Dechner With Olmert
The name of the late state's witness in the Holyland corruption case against former Prime Minister Ehud Olmert was revealed by a Tel Aviv district court on Tuesday, after a gag order on his identity was lifted.
The man previously known as S.D., who died over the weekend at the age of 76, was Shmuel Dechner, a businessman and real-estate entrepreneur who served for many years as a consultant to the owner of the Holyland project, Hillel Charney.
According to the indictment, Dechner helped Charney reach high-ranking figures in the Jerusalem municipality and bribe them in exchange for promoting the Holyland project, as well as other real-estate projects. Toward the end of his life, Dechner went millions of shekels into debt on the gray market, had conflicts with his business partners and was forced to break his silence.
Born in Romania and a survivor of the Holocaust, Dechner held high-ranking positions at several Israeli companies. Later in life, he tried his luck at real estate, but without success, and left the country. When he returned in the late 1980s, he worked as a real-estate entrepreneur and consultant. He also worked as a “manager,” as he put it, or business consultant on the Holyland project for many years.
The dispute over money owed him by the project’s owner, Hillel Charney, came to a head in mid-2008 when Dechner sent Charney a letter warning that he was about to sue him. He attached a draft of the lawsuit to the letter. Many of the documents appended to the lawsuit served as a basis for the police’s probe into the Holyland affair and finally led to an indictment.
In 2009, Dechner went to the police and offered them information on three cases of bribery of millions of shekels in exchange for the promotion of real-estate projects. In his testimony, Dechner described the mechanism of transferring the bribes to high-ranking municipality officials, elected officials and employees of the Israel Land Administration in exchange for favors and leniencies for the Holyland and other real-estate projects. Dechner backed up his testimony with hundreds of documents whose credibility is now a subject of dispute in the trial. The documents include photocopies of checks and recordings of conversations with people involved in the affair.
The State Prosecutor’s Office described the incidents Dechner revealed as unprecedented in their severity.

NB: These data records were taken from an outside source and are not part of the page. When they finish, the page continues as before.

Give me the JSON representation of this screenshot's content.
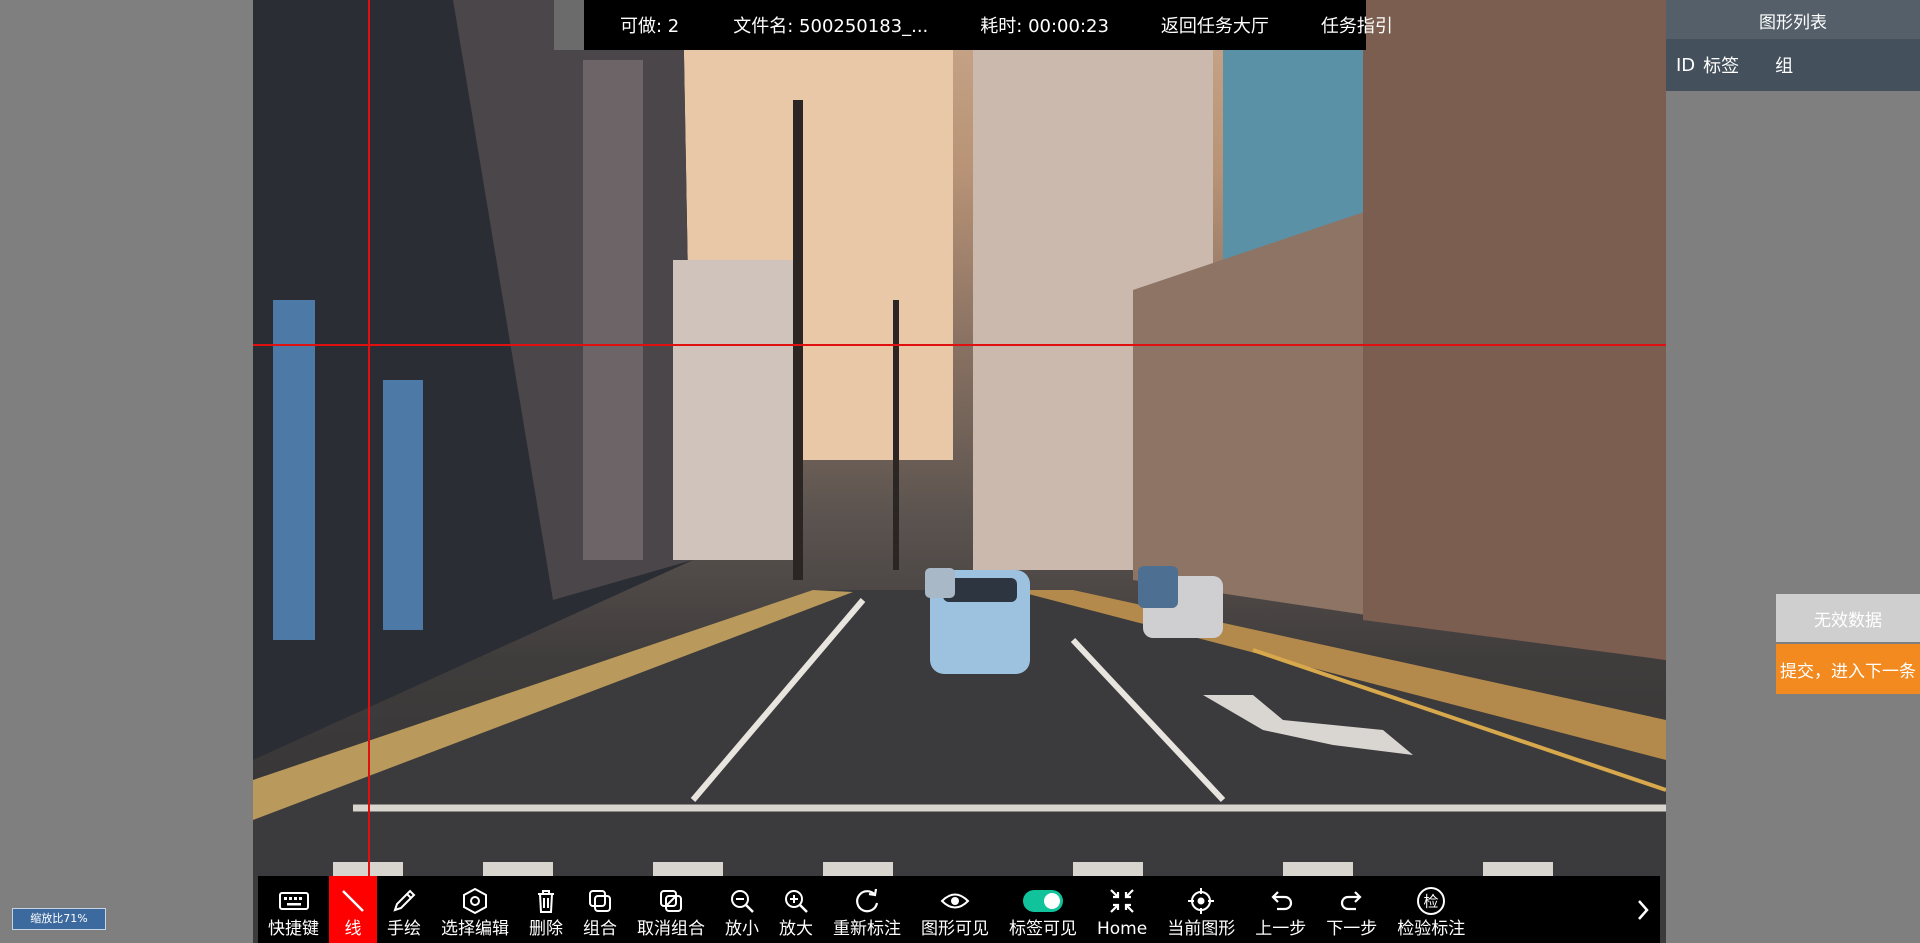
{
  "topbar": {
    "remaining": "可做: 2",
    "filename": "文件名: 500250183_...",
    "elapsed": "耗时: 00:00:23",
    "back": "返回任务大厅",
    "guide": "任务指引"
  },
  "shape_panel": {
    "title": "图形列表",
    "columns": [
      "ID",
      "标签",
      "组"
    ]
  },
  "actions": {
    "invalid": "无效数据",
    "submit": "提交，进入下一条"
  },
  "toolbar": {
    "items": [
      {
        "label": "快捷键",
        "icon": "keyboard-icon"
      },
      {
        "label": "线",
        "icon": "line-icon",
        "active": true
      },
      {
        "label": "手绘",
        "icon": "pencil-icon"
      },
      {
        "label": "选择编辑",
        "icon": "hexagon-select-icon"
      },
      {
        "label": "删除",
        "icon": "trash-icon"
      },
      {
        "label": "组合",
        "icon": "group-icon"
      },
      {
        "label": "取消组合",
        "icon": "ungroup-icon"
      },
      {
        "label": "放小",
        "icon": "zoom-out-icon"
      },
      {
        "label": "放大",
        "icon": "zoom-in-icon"
      },
      {
        "label": "重新标注",
        "icon": "redo-circle-icon"
      },
      {
        "label": "图形可见",
        "icon": "eye-icon"
      },
      {
        "label": "标签可见",
        "icon": "toggle-icon",
        "on": true
      },
      {
        "label": "Home",
        "icon": "home-compress-icon"
      },
      {
        "label": "当前图形",
        "icon": "crosshair-icon"
      },
      {
        "label": "上一步",
        "icon": "undo-icon"
      },
      {
        "label": "下一步",
        "icon": "redo-icon"
      },
      {
        "label": "检验标注",
        "icon": "check-badge-icon",
        "glyph": "检"
      }
    ],
    "more_icon": "chevron-right-icon"
  },
  "zoom": {
    "label": "缩放比71%"
  },
  "colors": {
    "crosshair": "#e01010",
    "active_tool": "#ff0000",
    "submit": "#f28a1f",
    "toggle_on": "#11c39a",
    "panel": "#44505c"
  }
}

As a result of his testimony, indictments were handed down against 16 defendants, including former Prime Minister Ehud Olmert from his terms as minister of industry, trade and labor and mayor of Jerusalem.
Other defendants included Olmert’s successor as mayor of Jerusalem, Uri Lupoliansky; Olmert’s former bureau chief, Shula Zaken; former Jerusalem municipal engineer Uri Shetreet; the former head of the Israel Land Administration, Yaakov Efrati; and the former chairman of the board of Bank Hapoalim, Dan Dankner.
When the indictments were served, Ella Rubinek, the Tel Aviv district prosecutor for taxation and finance, said, “The indictments reveal a multi-faceted, complex and unprecedented affair full of corrupt and illicit connections among a group of entrepreneurs, who handed out the bribes, and a long list of elected officials and public officials, who took them.” She also said, “The indictment and the decisions made about it could have significant and far-reaching effects, in both the public and legal spheres.”
A Justice Ministry spokesman said at the time, “The indictment is severe not only in its scope but also in the fact that this is not about a single public servant who became corrupt, but rather a large number of public servants and elected officials, from members of the Jerusalem city council, the municipal engineer, two mayors of Jerusalem and the head of the Israel Land Administration to the minister of industry, trade and labor and his bureau chief.”